Department of Medical Education and General Practice, Osaka Metropolitan University, Graduate School of Medicine, Osaka, Japan.
Department of Bacteriology, Osaka Metropolitan University, Graduate School of Medicine, Osaka, Japan; Research Centre for Infectious Disease Sciences, Osaka Metropolitan University, Graduate School of Medicine, Osaka, Japan.
Int J Antimicrob Agents. 2023 May;61(5):106767. doi: 10.1016/j.ijantimicag.2023.106767. Epub 2023 Feb 28.

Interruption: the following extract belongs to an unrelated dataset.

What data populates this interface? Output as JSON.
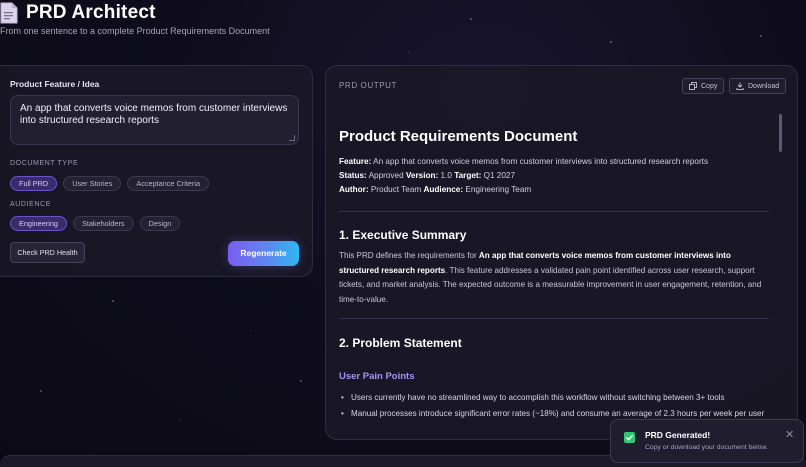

Klebsiella pneumoniae strains pose a significant threat to public health. Currently, it is inconclusive whether hypermucoviscous K. pneumoniae (hmKp; semi-quantitatively defined by a positive 'string test') bacteraemia is clinically more severe than non-hmKp bacteraemia. Hence, this systematic review and meta-analysis was conducted with the aim of drawing some conclusions on hypermucoviscosity and bacteraemia.
PubMed and Web of Science databases were searched for all relevant publications from January 2000 to March 2022. The outcome measures were mortality rate and abscess formation.
Fourteen observational studies were included in this systematic review, comprising a total of 3092 patients with K. pneumoniae bacteraemia, including 746 (24.1%) patients with hmKp strains. The meta-analysis showed that hmKp bacteraemia did not account for a significant increase in the incidence of all-cause mortality compared with non-hmKp bacteraemia [pooled hazard ratio 1.30, 95% confidence interval (CI) 0.79-2.12; P=0.30]. However, hmKp bacteraemia was associated with a significant increase in the incidence of abscess formation compared with non-hmKp bacteraemia (pooled odds ratio 7.74, 95% CI 4.96-12.06; P<0.00001).
Although mortality may not be dependent on the causative agent, this review reaffirms the importance of the string test to detect hmKp. There is a need for prudent management, especially for patients with hmKp, that should include investigations for liver abscess and/or metastatic spread, and measures for early and proper source control as this can improve the prognosis.
肺炎克雷伯菌菌株对公共健康构成重大威胁。目前,高黏液型肺炎克雷伯菌(hmKp;通过“拉丝试验”半定量定义)菌血症是否比非 hmKp 菌血症在临床上更严重尚无定论。因此,进行了这项系统评价和荟萃分析,旨在对高黏液性和菌血症得出一些结论。
检索了 2000 年 1 月至 2022 年 3 月期间所有相关文献的 PubMed 和 Web of Science 数据库。结局指标为死亡率和脓肿形成。
本系统评价纳入了 14 项观察性研究,共纳入 3092 例肺炎克雷伯菌菌血症患者,其中 746 例(24.1%)为 hmKp 菌株。荟萃分析显示,与非 hmKp 菌血症相比,hmKp 菌血症并不导致全因死亡率显著增加[合并危险比 1.30,95%置信区间(CI)0.79-2.12;P=0.30]。然而,与非 hmKp 菌血症相比,hmKp 菌血症与脓肿形成的发生率显著增加相关[合并优势比 7.74,95%CI 4.96-12.06;P<0.00001]。
尽管死亡率可能不取决于病原体,但本综述再次证实了拉丝试验检测 hmKp 的重要性。需要谨慎管理,特别是对于 hmKp 患者,应包括肝脓肿和/或转移性播散的检查,以及早期和适当的源头控制措施,这可以改善预后。